Developing Alternative Power to Drive a Partitioned Aquaculture System for Intensive Food Fish ProductionEPA Grant Number: SU834320
Title: Developing Alternative Power to Drive a Partitioned Aquaculture System for Intensive Food Fish Production
Investigators: Leavitt, Dale F. , Riley, Linda A. , Thomas, Charles R.
Current Investigators: Leavitt, Dale F. , Boisclair, Joshua , Pica, Jessica , Riley, Linda A. , Roy, Adam , Schork, George , Thomas, Charles R.

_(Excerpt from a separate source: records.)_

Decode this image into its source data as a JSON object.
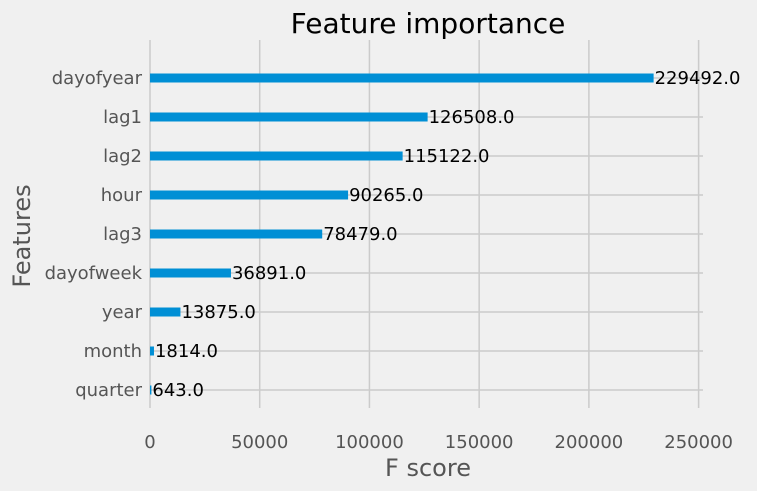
{
  "chart_data": {
    "type": "bar",
    "orientation": "horizontal",
    "title": "Feature importance",
    "xlabel": "F score",
    "ylabel": "Features",
    "categories": [
      "dayofyear",
      "lag1",
      "lag2",
      "hour",
      "lag3",
      "dayofweek",
      "year",
      "month",
      "quarter"
    ],
    "values": [
      229492.0,
      126508.0,
      115122.0,
      90265.0,
      78479.0,
      36891.0,
      13875.0,
      1814.0,
      643.0
    ],
    "value_labels": [
      "229492.0",
      "126508.0",
      "115122.0",
      "90265.0",
      "78479.0",
      "36891.0",
      "13875.0",
      "1814.0",
      "643.0"
    ],
    "xlim": [
      0,
      252000
    ],
    "xticks": [
      0,
      50000,
      100000,
      150000,
      200000,
      250000
    ],
    "xtick_labels": [
      "0",
      "50000",
      "100000",
      "150000",
      "200000",
      "250000"
    ],
    "grid": true,
    "bar_color": "#008fd5",
    "grid_color": "#cbcbcb",
    "background_color": "#f0f0f0"
  }
}
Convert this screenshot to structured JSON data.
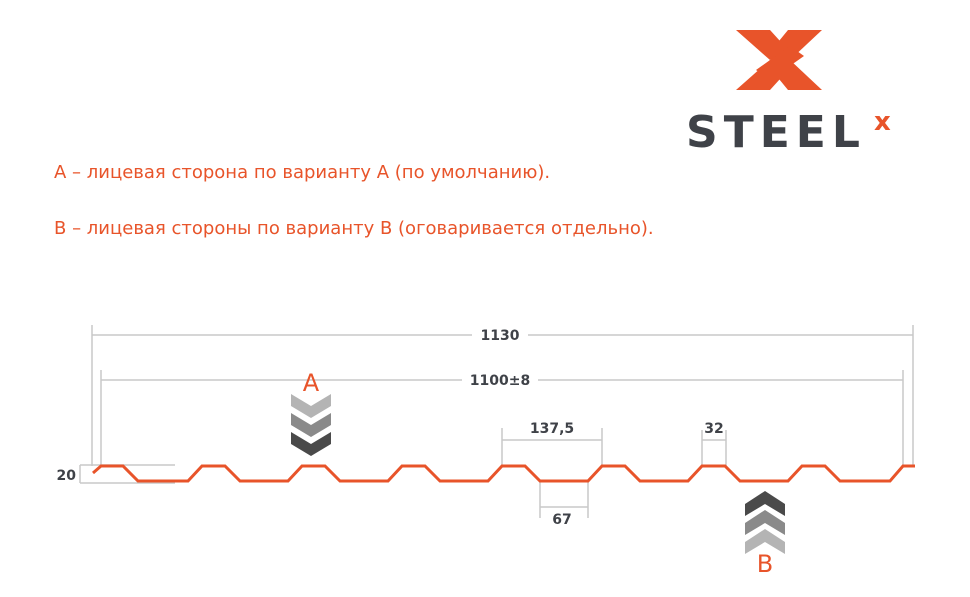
{
  "logo": {
    "text": "STEEL",
    "superscript": "x",
    "colors": {
      "orange": "#e8542a",
      "dark": "#3f4248"
    }
  },
  "notes": [
    "А – лицевая сторона по варианту А (по умолчанию).",
    "В – лицевая стороны по варианту В (оговаривается отдельно)."
  ],
  "dimensions": {
    "total_width": "1130",
    "working_width": "1100±8",
    "height": "20",
    "pitch": "137,5",
    "top_width": "32",
    "bottom_width": "67"
  },
  "side_labels": {
    "a": "A",
    "b": "B"
  },
  "colors": {
    "profile": "#e8542a",
    "dim_line": "#c8c8c8",
    "chevron_light": "#b4b4b4",
    "chevron_mid": "#8a8a8a",
    "chevron_dark": "#4a4a4a"
  }
}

Institution: Roger Williams University
EPA Project Officer: Nolt-Helms, Cynthia
Project Period: August 15, 2009 through August 14, 2010
Project Amount: $9,834
RFA: P3 Awards: A National Student Design Competition for Sustainability Focusing on People, Prosperity and the Planet (2009) RFA Text | Recipients Lists
Research Category: P3 Awards , Sustainability , Pollution Prevention/Sustainable Development , P3 Challenge Area - Agriculture , P3 Challenge Area - Energy
It is incumbent on developed nations to improve and expand our capacity to produce food in an environment that is sustained for future generations. One production strategy that has high potential for providing food is aquaculture. Our challenge is the refinement of an intensive pond-based aquaculture production system (the Partitioned Aquaculture System - PAS) such that it is driven by low-impact renewable energy sources.

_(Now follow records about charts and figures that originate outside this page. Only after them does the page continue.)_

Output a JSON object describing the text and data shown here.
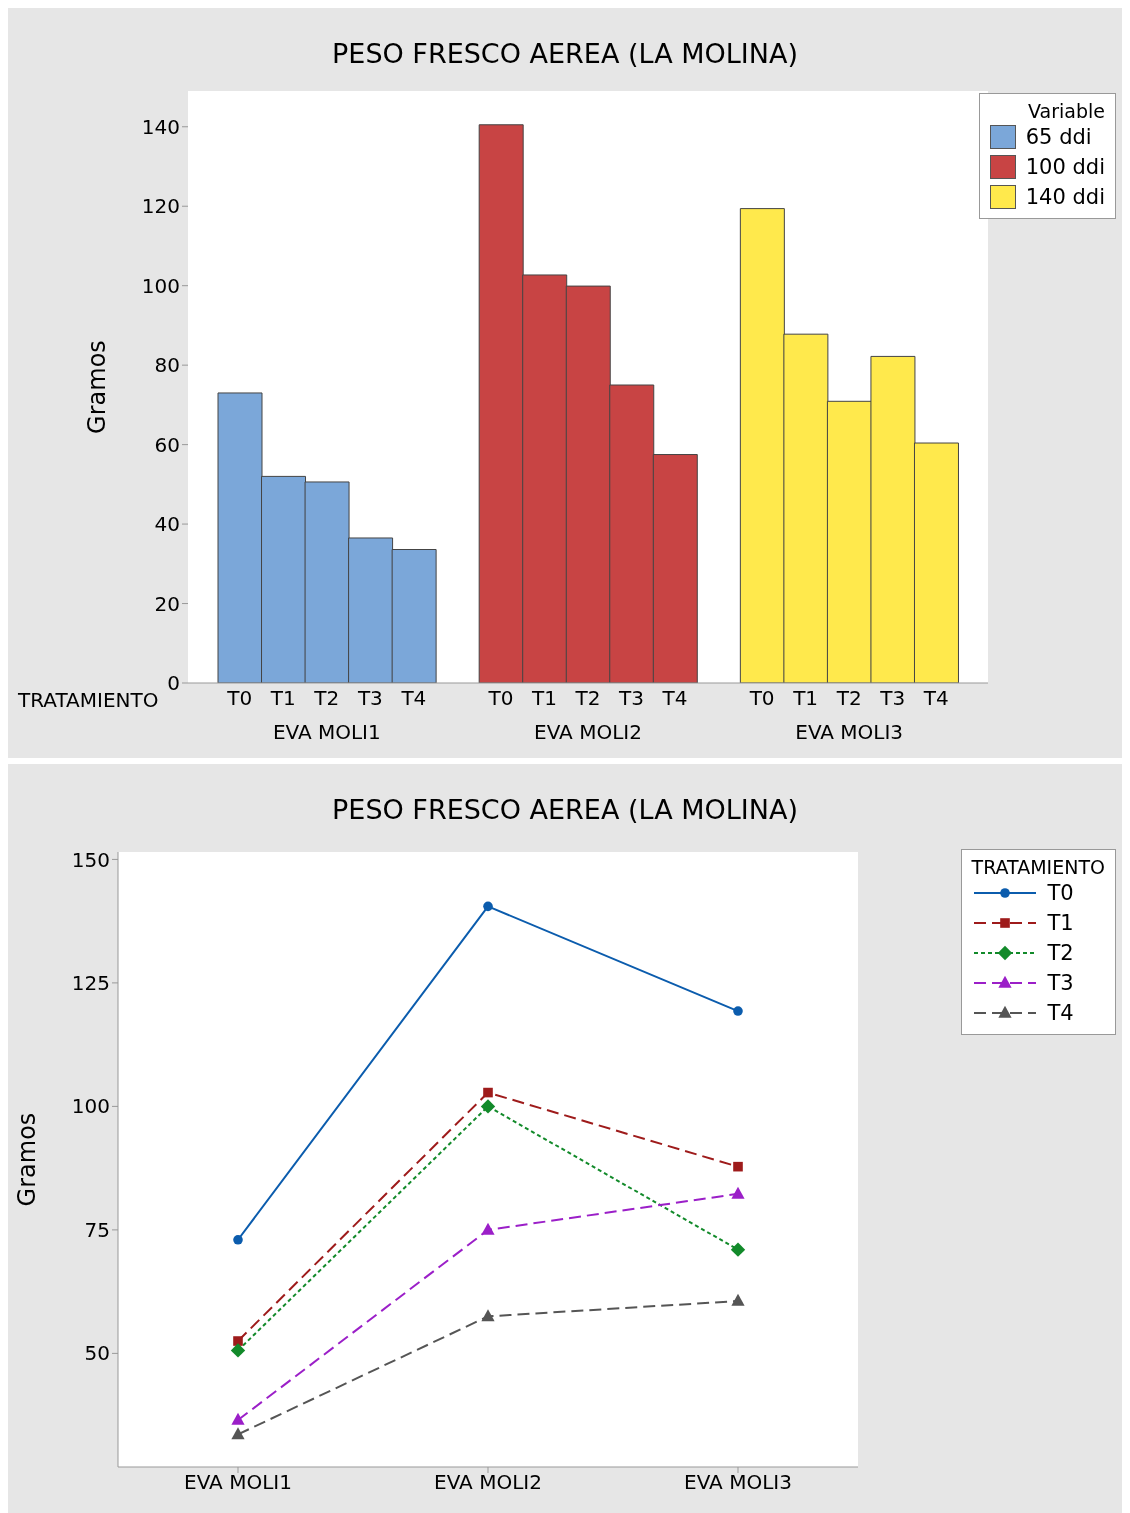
{
  "chart_data": [
    {
      "type": "bar",
      "title": "PESO FRESCO AEREA (LA MOLINA)",
      "xlabel": "TRATAMIENTO",
      "ylabel": "Gramos",
      "legend_title": "Variable",
      "legend": "top right",
      "categories": [
        "T0",
        "T1",
        "T2",
        "T3",
        "T4",
        null,
        "T0",
        "T1",
        "T2",
        "T3",
        "T4",
        null,
        "T0",
        "T1",
        "T2",
        "T3",
        "T4"
      ],
      "series": [
        {
          "name": "65 ddi",
          "color": "#7ba7d9",
          "values": [
            73,
            52,
            50.6,
            36.5,
            33.6,
            null,
            null,
            null,
            null,
            null,
            null,
            null,
            null,
            null,
            null,
            null,
            null
          ]
        },
        {
          "name": "100 ddi",
          "color": "#c84444",
          "values": [
            null,
            null,
            null,
            null,
            null,
            null,
            140.5,
            102.7,
            99.9,
            75,
            57.5,
            null,
            null,
            null,
            null,
            null,
            null
          ]
        },
        {
          "name": "140 ddi",
          "color": "#ffe94c",
          "values": [
            null,
            null,
            null,
            null,
            null,
            null,
            null,
            null,
            null,
            null,
            null,
            null,
            119.4,
            87.8,
            70.9,
            82.2,
            60.4
          ]
        }
      ],
      "annotations": [
        "EVA MOLI1",
        "EVA MOLI2",
        "EVA MOLI3"
      ],
      "ylim": [
        0,
        149
      ],
      "yticks": [
        0,
        20,
        40,
        60,
        80,
        100,
        120,
        140
      ],
      "grid": false
    },
    {
      "type": "line",
      "title": "PESO FRESCO AEREA (LA MOLINA)",
      "ylabel": "Gramos",
      "legend_title": "TRATAMIENTO",
      "legend": "top right",
      "categories": [
        "EVA MOLI1",
        "EVA MOLI2",
        "EVA MOLI3"
      ],
      "series": [
        {
          "name": "T0",
          "color": "#0b5cad",
          "marker": "circle",
          "line_style": "solid",
          "values": [
            73,
            140.5,
            119.3
          ]
        },
        {
          "name": "T1",
          "color": "#9e1b1b",
          "marker": "square",
          "line_style": "dashed",
          "values": [
            52.5,
            102.8,
            87.8
          ]
        },
        {
          "name": "T2",
          "color": "#128a2a",
          "marker": "diamond",
          "line_style": "dotted",
          "values": [
            50.6,
            100,
            71
          ]
        },
        {
          "name": "T3",
          "color": "#9b1fc8",
          "marker": "triangle",
          "line_style": "dashed",
          "values": [
            36.5,
            75,
            82.3
          ]
        },
        {
          "name": "T4",
          "color": "#555555",
          "marker": "triangle",
          "line_style": "dashed",
          "values": [
            33.6,
            57.5,
            60.6
          ]
        }
      ],
      "ylim": [
        27,
        151.5
      ],
      "yticks": [
        50,
        75,
        100,
        125,
        150
      ],
      "grid": false
    }
  ]
}
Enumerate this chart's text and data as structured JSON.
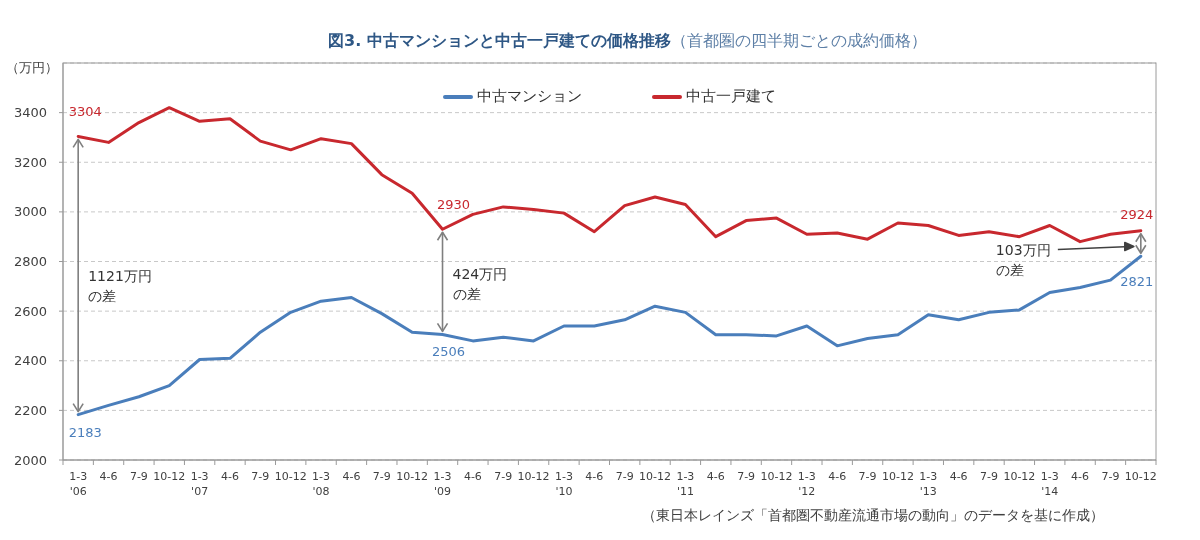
{
  "chart_data": {
    "type": "line",
    "title": "図3. 中古マンションと中古一戸建ての価格推移",
    "subtitle": "（首都圏の四半期ごとの成約価格）",
    "ylabel": "（万円）",
    "categories": [
      "1-3\n'06",
      "4-6",
      "7-9",
      "10-12",
      "1-3\n'07",
      "4-6",
      "7-9",
      "10-12",
      "1-3\n'08",
      "4-6",
      "7-9",
      "10-12",
      "1-3\n'09",
      "4-6",
      "7-9",
      "10-12",
      "1-3\n'10",
      "4-6",
      "7-9",
      "10-12",
      "1-3\n'11",
      "4-6",
      "7-9",
      "10-12",
      "1-3\n'12",
      "4-6",
      "7-9",
      "10-12",
      "1-3\n'13",
      "4-6",
      "7-9",
      "10-12",
      "1-3\n'14",
      "4-6",
      "7-9",
      "10-12"
    ],
    "series": [
      {
        "name": "中古マンション",
        "color": "#4a7ebb",
        "values": [
          2183,
          2220,
          2255,
          2300,
          2405,
          2410,
          2515,
          2595,
          2640,
          2655,
          2590,
          2515,
          2506,
          2480,
          2495,
          2480,
          2540,
          2540,
          2565,
          2620,
          2595,
          2505,
          2505,
          2500,
          2540,
          2460,
          2490,
          2505,
          2585,
          2565,
          2595,
          2605,
          2675,
          2695,
          2725,
          2821
        ],
        "value_labels": [
          "2183",
          null,
          null,
          null,
          null,
          null,
          null,
          null,
          null,
          null,
          null,
          null,
          "2506",
          null,
          null,
          null,
          null,
          null,
          null,
          null,
          null,
          null,
          null,
          null,
          null,
          null,
          null,
          null,
          null,
          null,
          null,
          null,
          null,
          null,
          null,
          "2821"
        ]
      },
      {
        "name": "中古一戸建て",
        "color": "#c8282e",
        "values": [
          3304,
          3280,
          3360,
          3420,
          3365,
          3375,
          3285,
          3250,
          3295,
          3275,
          3150,
          3075,
          2930,
          2990,
          3020,
          3010,
          2995,
          2920,
          3025,
          3060,
          3030,
          2900,
          2965,
          2975,
          2910,
          2915,
          2890,
          2955,
          2945,
          2905,
          2920,
          2900,
          2945,
          2880,
          2910,
          2924
        ],
        "value_labels": [
          "3304",
          null,
          null,
          null,
          null,
          null,
          null,
          null,
          null,
          null,
          null,
          null,
          "2930",
          null,
          null,
          null,
          null,
          null,
          null,
          null,
          null,
          null,
          null,
          null,
          null,
          null,
          null,
          null,
          null,
          null,
          null,
          null,
          null,
          null,
          null,
          "2924"
        ]
      }
    ],
    "ylim": [
      2000,
      3600
    ],
    "yticks": [
      2000,
      2200,
      2400,
      2600,
      2800,
      3000,
      3200,
      3400
    ],
    "grid": "y",
    "legend": "top",
    "annotations": [
      "1121万円の差",
      "424万円の差",
      "103万円の差",
      "（東日本レインズ「首都圏不動産流通市場の動向」のデータを基に作成）"
    ]
  }
}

We propose to design, model and optimize a system to remove the need for commercial electrical power to the PAS by installing a combination of photovoltaic and wind electrical generation supplying a battery-based power source.

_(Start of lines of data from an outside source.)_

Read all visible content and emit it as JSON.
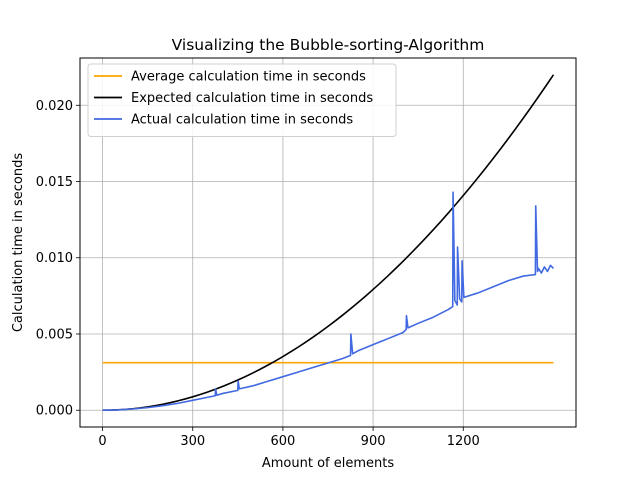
{
  "chart_data": {
    "type": "line",
    "title": "Visualizing the Bubble-sorting-Algorithm",
    "xlabel": "Amount of elements",
    "ylabel": "Calculation time in seconds",
    "xlim": [
      -75,
      1575
    ],
    "ylim": [
      -0.0011,
      0.0231
    ],
    "grid": true,
    "legend": "top-left",
    "x_ticks": [
      0,
      300,
      600,
      900,
      1200
    ],
    "x_tick_labels": [
      "0",
      "300",
      "600",
      "900",
      "1200"
    ],
    "y_ticks": [
      0.0,
      0.005,
      0.01,
      0.015,
      0.02
    ],
    "y_tick_labels": [
      "0.000",
      "0.005",
      "0.010",
      "0.015",
      "0.020"
    ],
    "series": [
      {
        "name": "Average calculation time in seconds",
        "color": "#ffa500",
        "x": [
          0,
          1500
        ],
        "y": [
          0.00312,
          0.00312
        ]
      },
      {
        "name": "Expected calculation time in seconds",
        "color": "#000000",
        "x": [
          0,
          100,
          200,
          300,
          400,
          500,
          600,
          700,
          800,
          900,
          1000,
          1100,
          1200,
          1300,
          1400,
          1500
        ],
        "y": [
          0.0,
          0.0001,
          0.0004,
          0.001,
          0.0018,
          0.0027,
          0.0039,
          0.0053,
          0.007,
          0.0089,
          0.0109,
          0.0132,
          0.0157,
          0.0184,
          0.0213,
          0.022
        ]
      },
      {
        "name": "Actual calculation time in seconds",
        "color": "#4169e1",
        "x": [
          0,
          50,
          100,
          150,
          200,
          250,
          300,
          350,
          375,
          376,
          380,
          400,
          450,
          451,
          455,
          500,
          550,
          600,
          650,
          700,
          750,
          800,
          825,
          826,
          832,
          850,
          900,
          950,
          1000,
          1010,
          1011,
          1016,
          1050,
          1100,
          1150,
          1165,
          1166,
          1172,
          1180,
          1181,
          1188,
          1195,
          1196,
          1202,
          1250,
          1300,
          1350,
          1400,
          1440,
          1441,
          1447,
          1450,
          1460,
          1470,
          1480,
          1490,
          1500
        ],
        "y": [
          0.0,
          2e-05,
          8e-05,
          0.00017,
          0.0003,
          0.00045,
          0.00065,
          0.00085,
          0.00095,
          0.0014,
          0.00098,
          0.0011,
          0.0013,
          0.0019,
          0.0014,
          0.0016,
          0.0019,
          0.0022,
          0.0025,
          0.0028,
          0.0031,
          0.0034,
          0.0036,
          0.005,
          0.0037,
          0.0039,
          0.0043,
          0.0047,
          0.0051,
          0.0053,
          0.0062,
          0.0054,
          0.0057,
          0.0061,
          0.0066,
          0.0068,
          0.0143,
          0.0072,
          0.0069,
          0.0107,
          0.0073,
          0.0071,
          0.0098,
          0.0074,
          0.0077,
          0.0081,
          0.0085,
          0.0088,
          0.0089,
          0.0134,
          0.0091,
          0.0093,
          0.009,
          0.0094,
          0.0091,
          0.0095,
          0.0093
        ]
      }
    ]
  }
}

This project potentially has far-reaching consequences in terms of advancing the state of aquaculture production globally and could significantly improve sustainable food production worldwide. Through the development of a viable alternative power design that is tested and optimized through modeling of the PAS fish farm, we will improve upon current PAS technology by demonstrating its application in temperate water conditions and decoupling it from commercial sources of power. Food production, energy use, resource allocation, and environmental hazards are all within the scope of the current project and will provide “teachable moments” for our students to outreach their knowledge and awareness to the surrounding communities, as they relay their project to stakeholders.